Let $n>3$ be an integer. I have trouble finding a semisimple matrix $A\in M_n(\mathbb R)$ (i.e diagonalizable in $M_n(\mathbb C)$) such that its centralizer $Cent(A)=\{X\in M_n(\mathbb R)\;:\;AX=XA\}$ is isomorphic to $\mathbb C$.

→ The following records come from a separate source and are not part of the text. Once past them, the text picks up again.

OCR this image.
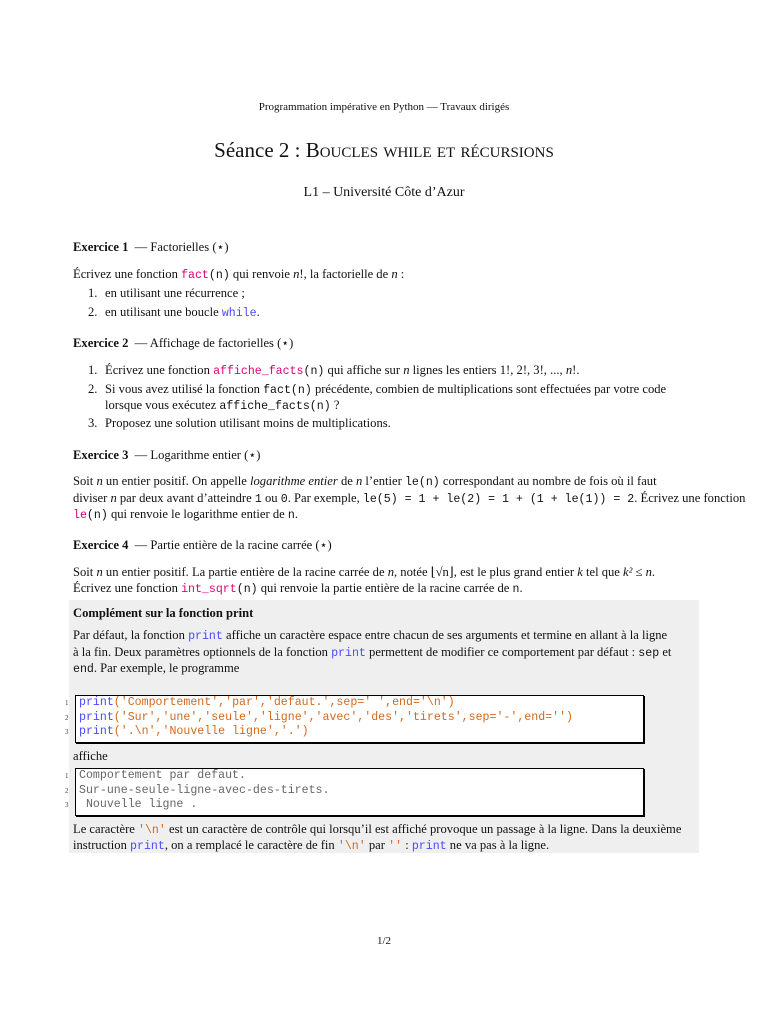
Programmation impérative en Python — Travaux dirigés
Séance 2 : Boucles while et récursions
L1 – Université Côte d’Azur
Exercice 1 — Factorielles (⋆)
Écrivez une fonction fact(n) qui renvoie n!, la factorielle de n :
1. en utilisant une récurrence ;
2. en utilisant une boucle while.
Exercice 2 — Affichage de factorielles (⋆)
1. Écrivez une fonction affiche_facts(n) qui affiche sur n lignes les entiers 1!, 2!, 3!, ..., n!.
2. Si vous avez utilisé la fonction fact(n) précédente, combien de multiplications sont effectuées par votre code
lorsque vous exécutez affiche_facts(n) ?
3. Proposez une solution utilisant moins de multiplications.
Exercice 3 — Logarithme entier (⋆)
Soit n un entier positif. On appelle logarithme entier de n l’entier le(n) correspondant au nombre de fois où il faut
diviser n par deux avant d’atteindre 1 ou 0. Par exemple, le(5) = 1 + le(2) = 1 + (1 + le(1)) = 2. Écrivez une fonction
le(n) qui renvoie le logarithme entier de n.
Exercice 4 — Partie entière de la racine carrée (⋆)
Soit n un entier positif. La partie entière de la racine carrée de n, notée ⌊√n⌋, est le plus grand entier k tel que k² ≤ n.
Écrivez une fonction int_sqrt(n) qui renvoie la partie entière de la racine carrée de n.
Complément sur la fonction print
Par défaut, la fonction print affiche un caractère espace entre chacun de ses arguments et termine en allant à la ligne
à la fin. Deux paramètres optionnels de la fonction print permettent de modifier ce comportement par défaut : sep et
end. Par exemple, le programme
1 print('Comportement','par','defaut.',sep=' ',end='\n')
2 print('Sur','une','seule','ligne','avec','des','tirets',sep='-',end='')
3 print('.\n','Nouvelle ligne','.')
affiche
1 Comportement par defaut.
2 Sur-une-seule-ligne-avec-des-tirets.
3 Nouvelle ligne .
Le caractère '\n' est un caractère de contrôle qui lorsqu’il est affiché provoque un passage à la ligne. Dans la deuxième
instruction print, on a remplacé le caractère de fin '\n' par '' : print ne va pas à la ligne.
1/2
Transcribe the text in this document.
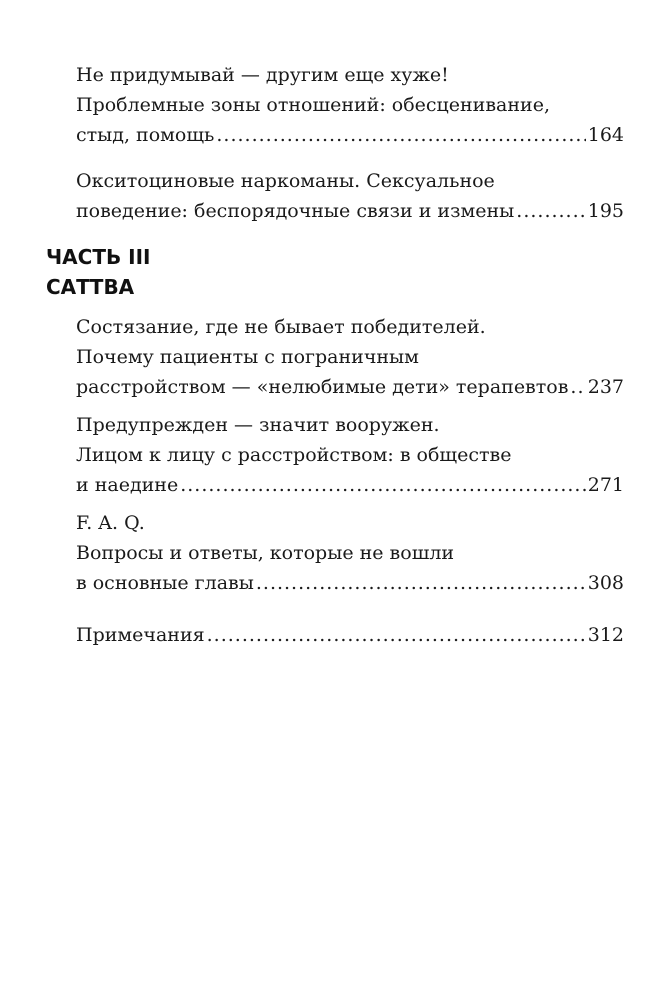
Не придумывай — другим еще хуже!
Проблемные зоны отношений: обесценивание,
стыд, помощь .....	164
Окситоциновые наркоманы. Сексуальное
поведение: беспорядочные связи и измены .....	195
ЧАСТЬ III
САТТВА
Состязание, где не бывает победителей.
Почему пациенты с пограничным
расстройством — «нелюбимые дети» терапевтов ..... 237
Предупрежден — значит вооружен.
Лицом к лицу с расстройством: в обществе
и наедине .....	271
F. A. Q.
Вопросы и ответы, которые не вошли
в основные главы .....	308
Примечания .....	312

Or more general. If $\mathbb K$ is a field extension of $\mathbb F$ of degree $n$, what semisimple matrices in $M_n(\mathbb F)$ have centralizer isomorphic to $\mathbb K$?
There is no such matrix.
First, note that for any Lie algebra ${\mathfrak g}$ over a field ${\mathbb K}$, any $x\in{\mathfrak g}$ and any field extension ${\mathbb F}/{\mathbb K}$ we have $${\mathfrak z}_{\mathfrak g}(x)\otimes_{\mathbb K}{\mathbb F}\xrightarrow{\cong} {\mathfrak z}_{{\mathfrak g}\otimes_{\mathbb K}{\mathbb F}}(x),$$ so that for studying the dimensions of the centralizer ${\mathfrak z}_{\mathfrak g}(x)$ of $x$ in ${\mathfrak g}$ we may pass to a field extension.

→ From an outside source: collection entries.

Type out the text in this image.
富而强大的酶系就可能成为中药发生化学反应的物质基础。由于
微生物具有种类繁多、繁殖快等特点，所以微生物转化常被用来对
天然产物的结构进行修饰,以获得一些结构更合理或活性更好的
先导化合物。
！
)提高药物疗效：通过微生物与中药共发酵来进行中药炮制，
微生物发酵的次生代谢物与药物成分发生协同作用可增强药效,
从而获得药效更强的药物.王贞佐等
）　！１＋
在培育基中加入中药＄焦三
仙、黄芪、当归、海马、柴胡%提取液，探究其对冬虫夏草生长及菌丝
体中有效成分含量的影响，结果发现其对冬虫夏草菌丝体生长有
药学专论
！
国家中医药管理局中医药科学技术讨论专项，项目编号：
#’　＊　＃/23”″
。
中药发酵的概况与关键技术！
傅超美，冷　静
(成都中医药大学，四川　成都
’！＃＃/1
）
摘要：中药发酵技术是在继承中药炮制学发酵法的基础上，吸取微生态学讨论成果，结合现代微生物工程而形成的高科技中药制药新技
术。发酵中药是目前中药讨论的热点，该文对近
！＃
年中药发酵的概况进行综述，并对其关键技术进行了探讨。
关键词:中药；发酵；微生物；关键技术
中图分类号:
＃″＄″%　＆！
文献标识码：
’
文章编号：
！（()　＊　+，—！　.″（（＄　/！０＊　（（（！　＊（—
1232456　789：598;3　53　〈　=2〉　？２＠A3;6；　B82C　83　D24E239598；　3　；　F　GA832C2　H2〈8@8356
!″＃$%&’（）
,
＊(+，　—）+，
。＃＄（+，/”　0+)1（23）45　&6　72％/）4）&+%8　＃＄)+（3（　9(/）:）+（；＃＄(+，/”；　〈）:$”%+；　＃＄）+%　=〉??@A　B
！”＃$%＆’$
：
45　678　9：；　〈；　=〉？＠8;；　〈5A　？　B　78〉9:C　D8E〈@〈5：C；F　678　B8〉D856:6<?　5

In particular, to study the dimensions of centralizers of semisimple elements $x\in{\mathfrak g}{\mathfrak l}_n({\mathbb R})$ we may pass to ${\mathbb C}$ and consider the dimensions of centralizers of diagonalizable matrices $x\in {\mathfrak g}{\mathfrak l}_n({\mathbb C})$ instead. Replacing $x$ by a conjugate does not change the dimension of the centralizer, so we may assume that $x$ is diagonal, say $x = \text{diag}(x_1,...,x_n)$. Then you can check that $$\dim_{\mathbb C}{\mathfrak z}_{{\mathfrak g}{\mathfrak l}_n({\mathbb C})}(x)\ =\ n + \#\{i\neq j\ |\ x_i = x_j\}\geq n.$$
In particular, for $n>2$ no semisimple matrix over ${\mathbb R}$ can have centralizer ${\mathbb R}$-isomorphic to ${\mathbb C}$ for dimension reasons. For $n=2$, you can take $x := \tiny\begin{pmatrix} 0 & -1 \\ 1 & 0\end{pmatrix}$ and get the $2$-dimensional centralizer ${\mathbb R}\{1,x\}$ which as an ${\mathbb R}$-algebra is isomorphic to ${\mathbb C}$.